The story takes a turn, when Henri unwittingly falls in love with her boss Koko Williams.

==Cast==

- Ufuoma McDermott as Henri Atta
- Sola Sobowale as Mrs. Atta
- Chioma Akpotha as Lola Makinde
- Zack Orji as General Atta
- Deyemi Okanlawon as Koko Williams
- Mary Lazarus as Avia
- Gregory Ojefua as Mr.

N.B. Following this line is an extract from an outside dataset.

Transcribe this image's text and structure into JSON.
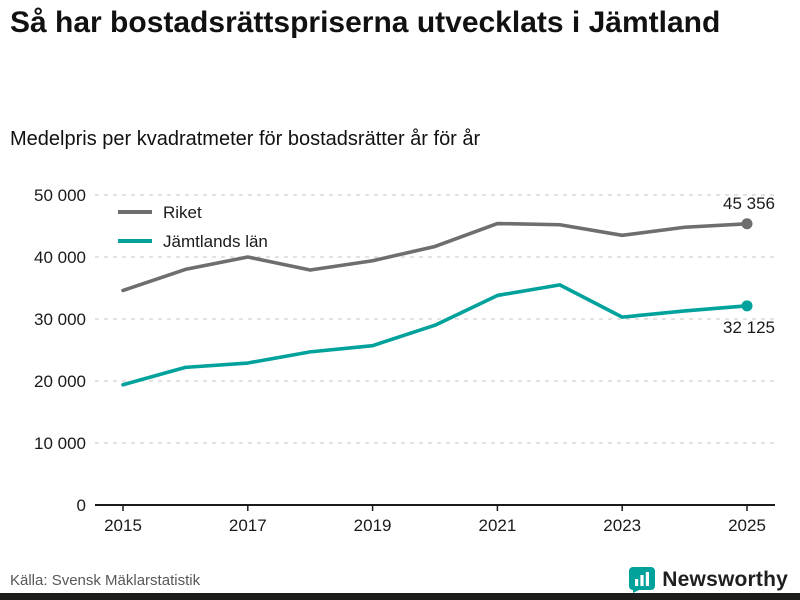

Esan
- Michael Okon as Harry
- Izzie Otaigbe as Izzie Otaigbe
- Odenike Odetola as sales clerk
- Amanda Oruh as Chika Eze
- Ray Adeka as Osaretin Ida

==Production and release==

Ufuoma McDermott revealed that she began writing the story for the film in 2013, while principal photography began in early 2017 and the trailer was released on 24 October 2017. The film premiered at the Filmhouse IMAX Cinemas, Lekki on 18 November 2017, and pre-release tickets were sold, before the film was released in cinemas across Nigeria on 24 November 2017.

==Critical reception==
Pulse Nigeria reported that actor Richard Mofe-Damijo remarked upon seeing the film "I love it! I love the movie." The general consensus on the site was that Christmas Is Coming will "get you reeling with laughter but also get you mildly tensed because of the suspense all packed up in the final scenes."